I am a deep rooted person and because of that, every time I drag myself from the bottom out to a new place, I know that there is always something I leave behind of myself. It makes travel somewhat painful, but it also makes it so much more beautiful. To feel the pain of missing something is a discomfort I have come to enjoy in my travels because it means I cared enough, felt deep enough, about a place or the people in it to truly miss it when it is gone. I choose to cherish the fact that I was able to build these strong connections instead of dwelling on the pain of missing them.
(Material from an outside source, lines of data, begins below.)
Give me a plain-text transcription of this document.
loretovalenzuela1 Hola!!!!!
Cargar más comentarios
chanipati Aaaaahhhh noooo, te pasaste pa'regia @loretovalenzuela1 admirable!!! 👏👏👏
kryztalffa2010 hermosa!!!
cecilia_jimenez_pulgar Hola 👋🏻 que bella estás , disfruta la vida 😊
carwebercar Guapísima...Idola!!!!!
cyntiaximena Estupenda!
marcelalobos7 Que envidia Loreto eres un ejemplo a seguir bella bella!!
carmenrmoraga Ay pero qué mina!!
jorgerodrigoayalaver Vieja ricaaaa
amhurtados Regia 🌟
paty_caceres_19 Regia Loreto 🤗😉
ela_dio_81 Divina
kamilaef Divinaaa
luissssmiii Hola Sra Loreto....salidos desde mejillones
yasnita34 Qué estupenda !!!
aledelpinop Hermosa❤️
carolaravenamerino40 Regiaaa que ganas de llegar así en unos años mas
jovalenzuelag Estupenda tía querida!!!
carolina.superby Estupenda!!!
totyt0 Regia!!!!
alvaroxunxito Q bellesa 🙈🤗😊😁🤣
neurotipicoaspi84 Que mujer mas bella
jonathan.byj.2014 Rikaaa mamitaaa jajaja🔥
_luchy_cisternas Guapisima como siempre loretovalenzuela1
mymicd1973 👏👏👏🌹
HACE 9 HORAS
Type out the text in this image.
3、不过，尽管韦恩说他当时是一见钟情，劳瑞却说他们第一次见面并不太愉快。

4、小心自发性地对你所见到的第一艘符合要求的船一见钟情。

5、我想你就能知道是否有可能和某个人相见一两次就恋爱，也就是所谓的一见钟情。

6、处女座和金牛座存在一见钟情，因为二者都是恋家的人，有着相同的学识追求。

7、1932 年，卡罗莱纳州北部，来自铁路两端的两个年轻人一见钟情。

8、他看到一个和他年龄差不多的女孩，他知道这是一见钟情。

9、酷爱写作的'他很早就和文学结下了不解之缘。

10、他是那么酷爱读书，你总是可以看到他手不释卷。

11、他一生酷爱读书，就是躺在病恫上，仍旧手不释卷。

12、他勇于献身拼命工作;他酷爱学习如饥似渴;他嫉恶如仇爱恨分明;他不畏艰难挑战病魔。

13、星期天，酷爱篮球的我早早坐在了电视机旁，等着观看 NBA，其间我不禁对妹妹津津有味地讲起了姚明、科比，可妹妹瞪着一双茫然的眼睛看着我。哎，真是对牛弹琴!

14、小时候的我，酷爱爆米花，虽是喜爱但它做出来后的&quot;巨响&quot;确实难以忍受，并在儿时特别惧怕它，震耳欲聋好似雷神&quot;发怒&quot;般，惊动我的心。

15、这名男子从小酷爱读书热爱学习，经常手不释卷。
I have come to understand now that the older we grow, the more homes we accumulate. As little children collect doll houses, which they fill with all the pieces they think makes up a house and home, I have seen people as they grow older collect homes. However, instead of physical houses gathering dust in the corner, I have found that certain places leave images of themselves behind in my heart that cannot be uprooted, no matter how hard I try. I am 21 years old, I have collected four homes so far in my life:

  1. Santa Cruz, California: My first and everlasting home filled with the sound of wind blowing through trees and waves crashing on the beach. Filled with childhood memories of me and my family. If you put your ear close to my heart, you can hear Santa Cruz continually ringing like a conch shell murmuring of the ocean it once belonged to.
  2. Bootjack, Michigan: A home the color of crystal water, and sunsets like none I have ever seen elsewhere. It rings like thunder rolling deep across the lake as rain hangs like a curtain over the things I love. It is filled with my most cherished family memories that have made my heart so full of family I could never let them go. The welcome mat in front of my home reads out to all who peer inside my heart, Just Another Beautiful Day in Bootjack.
  3. Berkeley, California: This home is filled to the walls with books, ones I both love and hate. The walls are covered in words of the things I have collected from professors, peers, and some life long friends. This home is ever changing as I enter my final year of physically living here, but this place houses all of my wisdom, my hard work and dedication. It is in this home I have watched dreams become reality.
  4. Rome, Italy: My newest home full of memories like a live-wire bringing new things to life in me. A home the color of perpetual dawn like the buildings painted to never loose the colors of each wonderful day. A home filled with reconstructed ruins, where rubble is the remnant and reminder of how grand life can be. A home that stole my heart quite forcefully, rooting deep and fast making it the most painful to leave.

All of this to say, I have been bouncing between all four of these homes for the last couple of months, leaving Rome to return to Santa Cruz, leaving Santa Cruz to see Berkeley, and Leaving Santa Cruz again to come where I am now, my home away from home in Michigan. I hope to share some memories and experiences of my most current home as I have been doing for my others so recently.